NovelToon NovelToon
Pernikahan Penuh Luka

Pernikahan Penuh Luka

Status: sedang berlangsung
Genre:Nikah Kontrak / Obsesi / Dijodohkan Orang Tua
Popularitas:3.8k
Nilai: 5
Nama Author: Rima Andriyani

Aku tidak pernah percaya bahwa pernikahan bisa jadi sekejam ini. Namaku Nayla. Hidupku berubah dalam semalam saat aku dipaksa menikah dengan Reyhan Alfarezi, seorang pria dingin, keras kepala, dan kejam. Baginya, aku hanya alat balas dendam terhadap keluarga yang menghancurkan masa lalunya. Tapi bagaimana jika perlahan, di antara luka dan kemarahan, ada sesuatu yang tumbuh di antara kami? Sesuatu yang seharusnya tak boleh ada. Apakah cinta bisa muncul dari reruntuhan kebencian? Atau aku hanya sedang menipu diriku sendiri?

Karya ini diterbitkan atas izin NovelToon Rima Andriyani, isi konten hanyalah pandangan pribadi pembuatnya, tidak mewakili NovelToon sendiri

Bab 10

Aku melangkah masuk ke rumah, tubuhku terasa lelah yang luar biasa. Setiap langkah berat menanggung beban rahasia yang kupendam dalam-dalam.

Di ruang tamu, Reyhan sudah duduk dengan raut wajah dingin.

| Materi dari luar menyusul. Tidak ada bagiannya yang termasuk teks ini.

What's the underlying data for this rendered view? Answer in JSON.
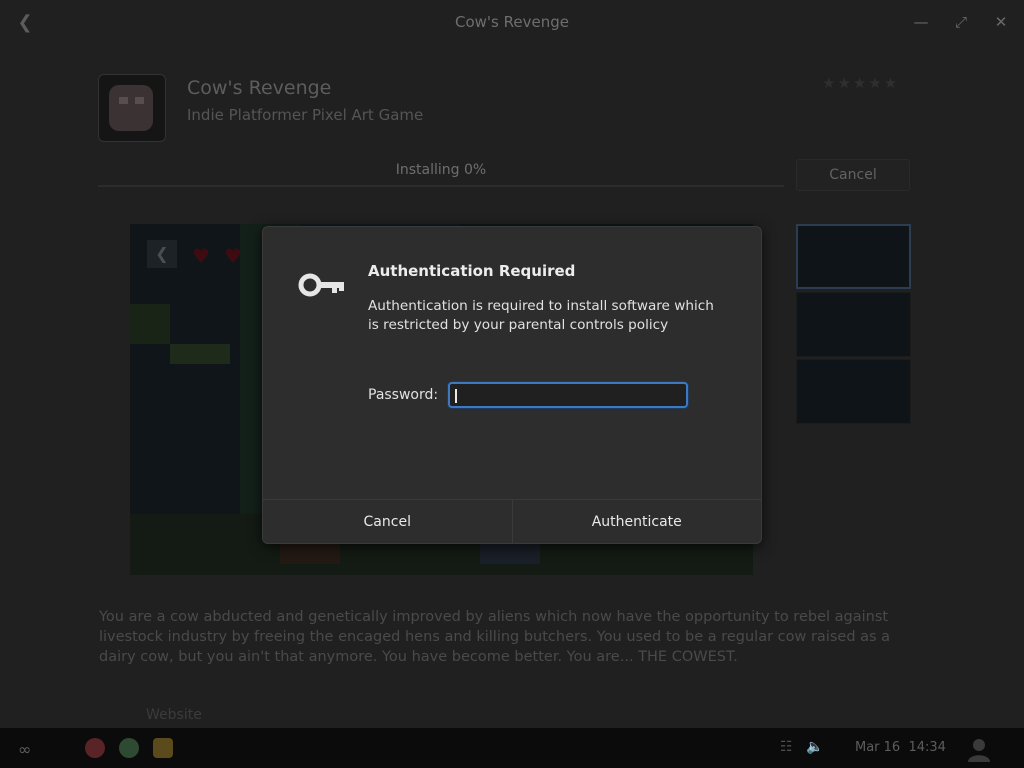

Matanya menatap kosong ke arah depan, seperti menunggu sesuatu yang tak ingin kuketahui.

Aku menelan ludah, mencoba menyembunyikan kegelisahan di balik senyum tipisku.

“Aku pulang,” ucapku pelan.

Reyhan tidak menjawab. Tatapannya tetap dingin , seolah aku hanya bayangan yang tak berarti.

Hatiku sesak. Aku ingin membuka mulut, menceritakan semua tentang penyakit ini, tentang rasa takut dan sepi yang kurasakan, tapi... aku tahu, mungkin dia tidak akan perduli. Dia membenciku. Aku hanya alat balas dendam untuknya.

Aku hanya mengangguk, menurunkan tas, lalu berjalan menuju kamar tanpa sepatah kata pun.

Namun suara Reyhan menghentikanku.

Namun suara Reyhan menghentikanku.

“Kau dari mana?” tanyanya dengan suara dingin yang membuat langkahku membeku.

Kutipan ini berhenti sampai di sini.